QUI A LE TEMPS AUJOURD’HUI DE PENSER AUX CRISES ?
Collage, Delphine Jaffres
Le temps n’est jamais neutre
On m’a demandé si je connaissais des femmes anarchistes et technocritiques qui seraient prêtes à écrire sur les raisons des crises actuelles.
Ma première réaction n’a pas été intellectuelle. Elle était émotionnelle et physique. Et mon égo a rebondi immédiatement. « Moi. Mais moi. »
Puis presque aussitôt, j’ai vécu une forme de décalage. Comme si quelque chose ne tenait pas dans la question elle-même. Parce qu’au fond, quel privilège d’avoir le « temps » de penser aux origines des crises pendant que tant de personnes en vivent déjà les conséquences ?

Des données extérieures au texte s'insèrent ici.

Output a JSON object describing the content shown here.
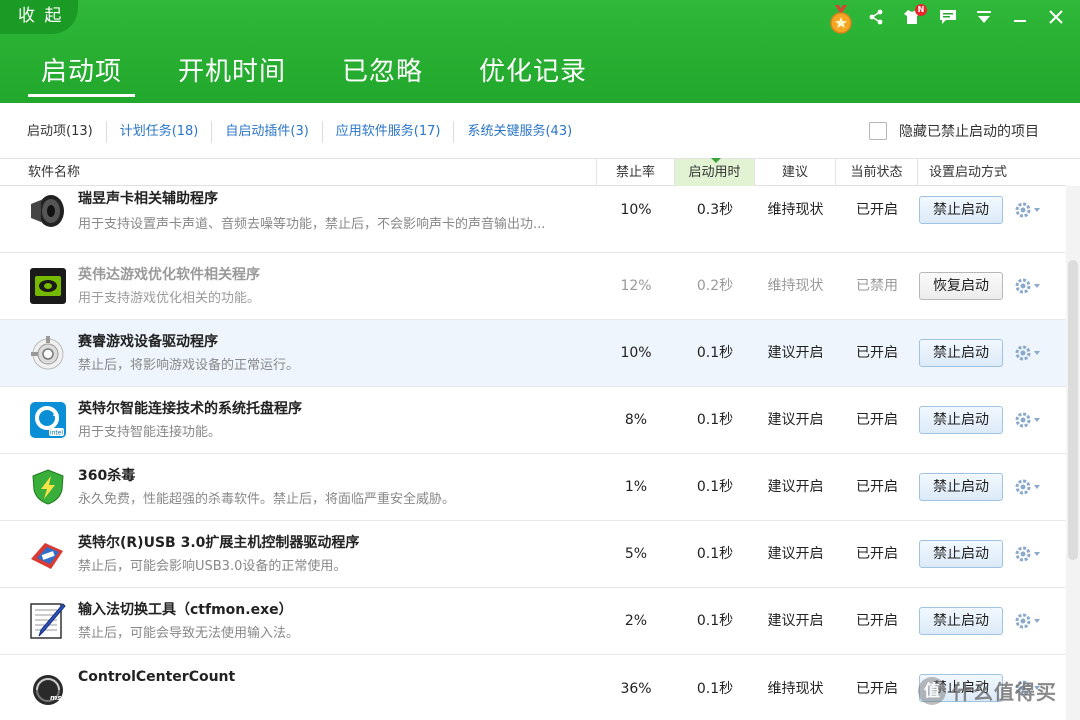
{
  "header": {
    "collapse_label": "收 起",
    "tabs": [
      {
        "label": "启动项"
      },
      {
        "label": "开机时间"
      },
      {
        "label": "已忽略"
      },
      {
        "label": "优化记录"
      }
    ],
    "notification_badge": "N"
  },
  "subtabs": [
    {
      "label": "启动项(13)"
    },
    {
      "label": "计划任务(18)"
    },
    {
      "label": "自启动插件(3)"
    },
    {
      "label": "应用软件服务(17)"
    },
    {
      "label": "系统关键服务(43)"
    }
  ],
  "hide_disabled_label": "隐藏已禁止启动的项目",
  "columns": {
    "name": "软件名称",
    "rate": "禁止率",
    "time": "启动用时",
    "suggestion": "建议",
    "state": "当前状态",
    "mode": "设置启动方式"
  },
  "rows": [
    {
      "title": "瑞昱声卡相关辅助程序",
      "desc": "用于支持设置声卡声道、音频去噪等功能，禁止后，不会影响声卡的声音输出功...",
      "rate": "10%",
      "time": "0.3秒",
      "suggestion": "维持现状",
      "state": "已开启",
      "action": "禁止启动",
      "icon": "speaker-icon"
    },
    {
      "title": "英伟达游戏优化软件相关程序",
      "desc": "用于支持游戏优化相关的功能。",
      "rate": "12%",
      "time": "0.2秒",
      "suggestion": "维持现状",
      "state": "已禁用",
      "action": "恢复启动",
      "icon": "nvidia-icon"
    },
    {
      "title": "赛睿游戏设备驱动程序",
      "desc": "禁止后，将影响游戏设备的正常运行。",
      "rate": "10%",
      "time": "0.1秒",
      "suggestion": "建议开启",
      "state": "已开启",
      "action": "禁止启动",
      "icon": "steelseries-icon"
    },
    {
      "title": "英特尔智能连接技术的系统托盘程序",
      "desc": "用于支持智能连接功能。",
      "rate": "8%",
      "time": "0.1秒",
      "suggestion": "建议开启",
      "state": "已开启",
      "action": "禁止启动",
      "icon": "intel-connect-icon"
    },
    {
      "title": "360杀毒",
      "desc": "永久免费，性能超强的杀毒软件。禁止后，将面临严重安全威胁。",
      "rate": "1%",
      "time": "0.1秒",
      "suggestion": "建议开启",
      "state": "已开启",
      "action": "禁止启动",
      "icon": "shield-icon"
    },
    {
      "title": "英特尔(R)USB 3.0扩展主机控制器驱动程序",
      "desc": "禁止后，可能会影响USB3.0设备的正常使用。",
      "rate": "5%",
      "time": "0.1秒",
      "suggestion": "建议开启",
      "state": "已开启",
      "action": "禁止启动",
      "icon": "usb-icon"
    },
    {
      "title": "输入法切换工具（ctfmon.exe）",
      "desc": "禁止后，可能会导致无法使用输入法。",
      "rate": "2%",
      "time": "0.1秒",
      "suggestion": "建议开启",
      "state": "已开启",
      "action": "禁止启动",
      "icon": "pen-icon"
    },
    {
      "title": "ControlCenterCount",
      "desc": "",
      "rate": "36%",
      "time": "0.1秒",
      "suggestion": "维持现状",
      "state": "已开启",
      "action": "禁止启动",
      "icon": "msi-icon"
    }
  ],
  "watermark": {
    "glyph": "值",
    "text": "什么值得买"
  },
  "colors": {
    "header_green": "#22a82c",
    "link_blue": "#2b76c8",
    "sort_col_bg": "#e2f3d4"
  }
}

Et ce « temps », qui le paie ?
Depuis 43 ans, je « vaux » moins que vous, messieurs. Vrai ou faux – peu importe au fond. Mes conditions matérielles tranchent dans le réel. Et j’en vis les conséquences.
Salaires, héritages, placements: ce que la parole cache
Le premier balado du Temps des monstres, animé par Marie-Élaine Guay et Philippe Cigna, balado que j’adore, pose la question de « qui prend la parole dans les médias », depuis la perspective des salaires. C’est important, pertinent. Mais je pense que nous devrions pousser encore plus loin ici. Parce que les salaires ne racontent pas tout, comme ils le disent également dans d’autres épisodes. En effet, ils ne disent rien, ou presque, des avoirs. Des héritages. Du patrimoine matériel. Des placements. De l’argent déjà accumulé ou en train de fructifier.

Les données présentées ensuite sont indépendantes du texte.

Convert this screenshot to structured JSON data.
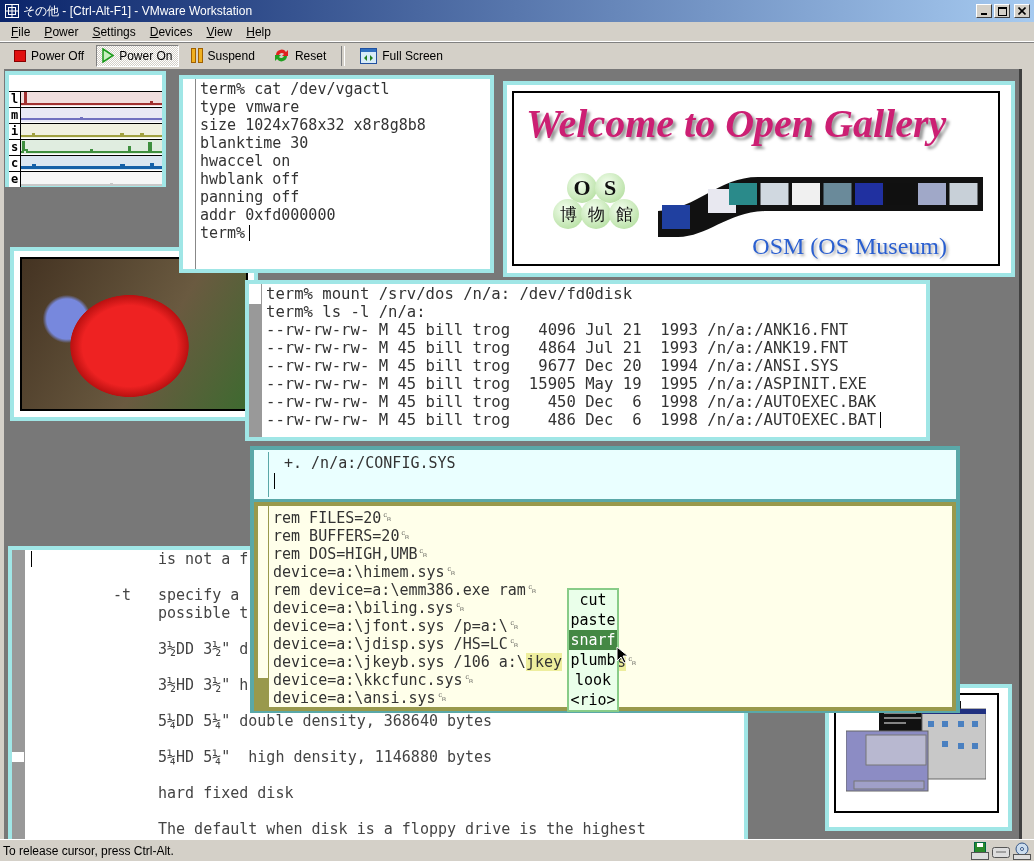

Et pourtant, c’est souvent là que les écarts réels intra-sociétaux se creusent. Parce qu’il n’y a peut-être rien de plus capitaliste que de faire fructifier son argent sur le dos des autres, ou d’hériter presque sans impôt de patrimoines qui traversent les générations.

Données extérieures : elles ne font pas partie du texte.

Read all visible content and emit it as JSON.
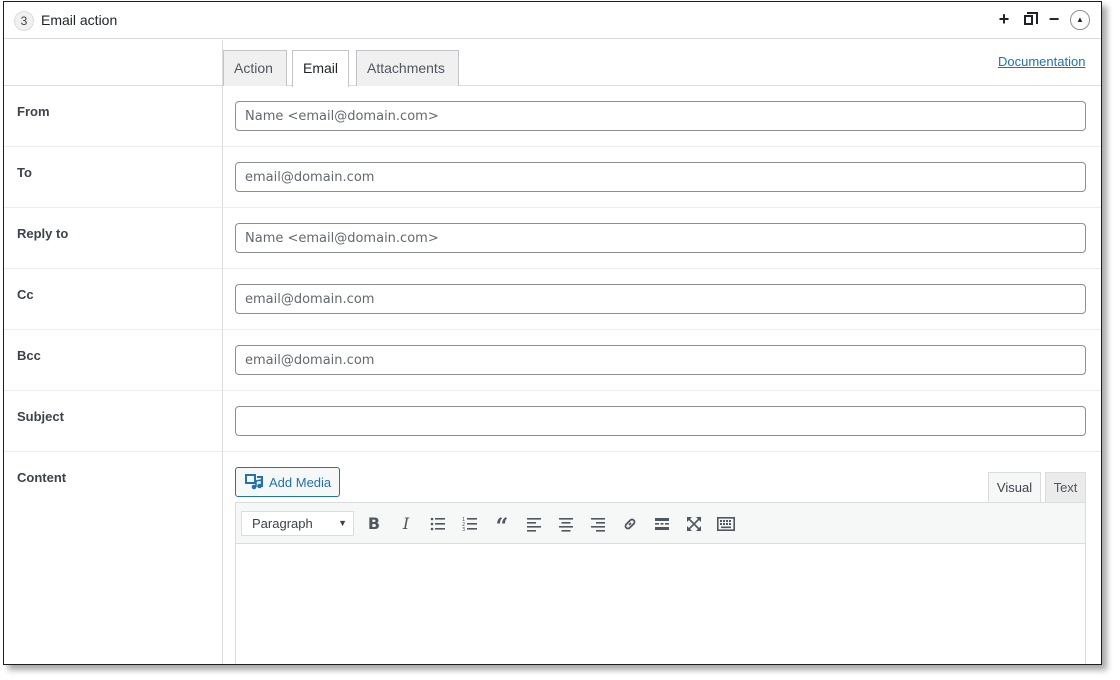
{
  "header": {
    "step_number": "3",
    "title": "Email action"
  },
  "tabs": [
    {
      "label": "Action"
    },
    {
      "label": "Email"
    },
    {
      "label": "Attachments"
    }
  ],
  "documentation_link": "Documentation",
  "fields": {
    "from": {
      "label": "From",
      "placeholder": "Name <email@domain.com>",
      "value": ""
    },
    "to": {
      "label": "To",
      "placeholder": "email@domain.com",
      "value": ""
    },
    "reply_to": {
      "label": "Reply to",
      "placeholder": "Name <email@domain.com>",
      "value": ""
    },
    "cc": {
      "label": "Cc",
      "placeholder": "email@domain.com",
      "value": ""
    },
    "bcc": {
      "label": "Bcc",
      "placeholder": "email@domain.com",
      "value": ""
    },
    "subject": {
      "label": "Subject",
      "placeholder": "",
      "value": ""
    }
  },
  "content": {
    "label": "Content",
    "add_media_label": "Add Media",
    "editor_tabs": {
      "visual": "Visual",
      "text": "Text"
    },
    "format_select": "Paragraph",
    "toolbar_icons": [
      "bold-icon",
      "italic-icon",
      "bulleted-list-icon",
      "numbered-list-icon",
      "blockquote-icon",
      "align-left-icon",
      "align-center-icon",
      "align-right-icon",
      "link-icon",
      "read-more-icon",
      "fullscreen-icon",
      "toolbar-toggle-icon"
    ]
  },
  "colors": {
    "accent": "#2271b1",
    "border": "#8c8f94",
    "tab_bg": "#f0f0f1"
  }
}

Il s’insère dans tous ces interstices :
Dans nos retraites par capitalisation
Dans nos placements
Dans nos maisons
Dans nos dons pour retours d'impôt
C’est là que les classes sociales se reproduisent réellement. Et s’accentuent. Et ensuite, là, seulement, arrivent les salaires.
Rappelons qu’au Québec, le revenu médian après impôt des personnes de 16 ans et plus était de 40 600 $ en 2023. Et déjà, les femmes gagnaient beaucoup moins : 37 500 $ contre 43 700 $ pour les hommes. Une différence de 6200$ par année.
6 200 $ de différence pour penser.
6 200 $ de différence pour respirer.
6 200 $ de différence pour absorber les imprévus, ralentir, écrire, tomber malade ou simplement tenir.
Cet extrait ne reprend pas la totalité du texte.